The fundraising was spearheaded by Enavate Sciences, with Viking Global Investors and Perceptive Advisors joining as new investors.
The financing round also saw contributions from all current stakeholders, including RA Capital, OrbiMed, TPG’s The Rise Fund, Atlas Venture, the Cystic Fibrosis Foundation, and funds advised by T. Rowe Price Associates as well as Q Healthcare Holdings.
These funds will be utilised to execute the clinical trials of small molecules that can reinstate the function of the cystic fibrosis transmembrane conductance regulator (CFTR) protein.
Cystic fibrosis is a genetic disorder caused by mutations in the CFTR gene, which is crucial for the production of healthy mucus in various organs.
The most prevalent mutation, ΔF508, leads to the malfunction of CFTR by causing the unfolding of the first nucleotide-binding domain (NBD1).
Sionna’s preclinical data, including results from the human bronchial epithelial cell model, have shown that its NBD1 stabilisers can bring ΔF508-CFTR function up to par with the wild-type protein when used with other modulators.
The company’s first clinical-stage NBD1 stabiliser, SION-638, has undergone a Phase I clinical trial, revealing doses that are safe and well-tolerated.
The trial also achieved target exposure at all doses, with increased duration above target at higher doses.
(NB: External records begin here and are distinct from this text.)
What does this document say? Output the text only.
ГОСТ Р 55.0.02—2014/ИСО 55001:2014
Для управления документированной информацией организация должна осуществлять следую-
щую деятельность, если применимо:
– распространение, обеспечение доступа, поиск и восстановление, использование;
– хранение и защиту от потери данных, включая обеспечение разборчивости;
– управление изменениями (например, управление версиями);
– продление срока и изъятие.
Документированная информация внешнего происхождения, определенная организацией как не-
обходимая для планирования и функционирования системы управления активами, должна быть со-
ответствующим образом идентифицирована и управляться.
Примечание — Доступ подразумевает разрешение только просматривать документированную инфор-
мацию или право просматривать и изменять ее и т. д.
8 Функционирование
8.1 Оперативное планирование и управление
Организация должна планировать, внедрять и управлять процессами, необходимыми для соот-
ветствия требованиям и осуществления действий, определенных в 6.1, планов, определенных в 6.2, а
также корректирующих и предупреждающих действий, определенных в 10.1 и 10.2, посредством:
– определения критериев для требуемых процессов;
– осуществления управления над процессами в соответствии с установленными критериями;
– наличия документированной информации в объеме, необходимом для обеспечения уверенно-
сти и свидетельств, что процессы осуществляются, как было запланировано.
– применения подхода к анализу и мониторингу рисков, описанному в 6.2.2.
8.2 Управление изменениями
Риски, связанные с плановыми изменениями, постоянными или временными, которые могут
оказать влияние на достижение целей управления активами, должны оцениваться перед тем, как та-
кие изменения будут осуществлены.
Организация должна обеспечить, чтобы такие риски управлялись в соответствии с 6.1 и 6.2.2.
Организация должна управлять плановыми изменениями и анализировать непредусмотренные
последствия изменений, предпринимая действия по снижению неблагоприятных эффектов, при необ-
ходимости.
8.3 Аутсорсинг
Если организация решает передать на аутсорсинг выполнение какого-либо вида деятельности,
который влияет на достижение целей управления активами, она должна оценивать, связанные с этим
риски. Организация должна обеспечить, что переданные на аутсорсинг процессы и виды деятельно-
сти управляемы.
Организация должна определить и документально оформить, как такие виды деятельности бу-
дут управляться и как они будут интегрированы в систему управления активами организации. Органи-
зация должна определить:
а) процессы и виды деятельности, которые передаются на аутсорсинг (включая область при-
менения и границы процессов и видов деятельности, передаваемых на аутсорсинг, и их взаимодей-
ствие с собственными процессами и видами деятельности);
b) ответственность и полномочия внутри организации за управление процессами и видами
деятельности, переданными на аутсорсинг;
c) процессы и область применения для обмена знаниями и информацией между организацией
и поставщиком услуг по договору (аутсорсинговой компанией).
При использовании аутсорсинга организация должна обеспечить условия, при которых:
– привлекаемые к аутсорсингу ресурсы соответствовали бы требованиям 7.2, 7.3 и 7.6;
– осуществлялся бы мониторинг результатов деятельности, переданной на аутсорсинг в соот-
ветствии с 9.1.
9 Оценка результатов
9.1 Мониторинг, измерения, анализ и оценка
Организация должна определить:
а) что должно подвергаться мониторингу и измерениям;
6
Sionna is planning to bring two more NBD1 stabilisers, SION-451 and SION-719, to clinical trials this year, pending the outcomes of ongoing toxicology studies.
Additionally, Sionna is progressing with the development of compounds targeting complementary mechanisms. This includes SION-109, which interacts with the intracellular loop 4 (ICL4) region of NBD1. A Phase I clinical trial for SION-109 commenced in January 2024.
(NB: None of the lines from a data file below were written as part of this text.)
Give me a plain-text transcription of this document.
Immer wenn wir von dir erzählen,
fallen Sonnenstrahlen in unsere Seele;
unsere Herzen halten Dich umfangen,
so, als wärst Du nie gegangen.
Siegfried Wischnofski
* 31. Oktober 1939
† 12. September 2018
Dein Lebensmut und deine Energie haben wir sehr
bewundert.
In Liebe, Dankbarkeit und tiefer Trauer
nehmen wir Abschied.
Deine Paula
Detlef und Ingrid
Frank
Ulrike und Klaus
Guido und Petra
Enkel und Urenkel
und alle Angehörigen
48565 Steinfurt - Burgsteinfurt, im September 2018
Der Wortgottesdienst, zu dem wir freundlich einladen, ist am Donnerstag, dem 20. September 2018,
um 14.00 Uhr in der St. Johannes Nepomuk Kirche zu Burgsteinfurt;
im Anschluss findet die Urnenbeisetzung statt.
In conjunction with the funding, Enavate Sciences Commercialization executive vice-president Edd Fleming will join Sionna’s board of directors.
Sionna president and CEO Mike Cloonan said: “We have deep experience in CF and a sharp focus on advancing the development of novel small molecules targeting NBD1 and complementary modulators that enable the potential for full restoration of CFTR function for most people living with CF.
“We are encouraged by the strong interest and validation from the excellent investors in our upsized Series C financing.
“This capital raise provides financial flexibility positioning us to execute our clinical development plan with funding through 2026 and multiple value-creating clinical readouts.”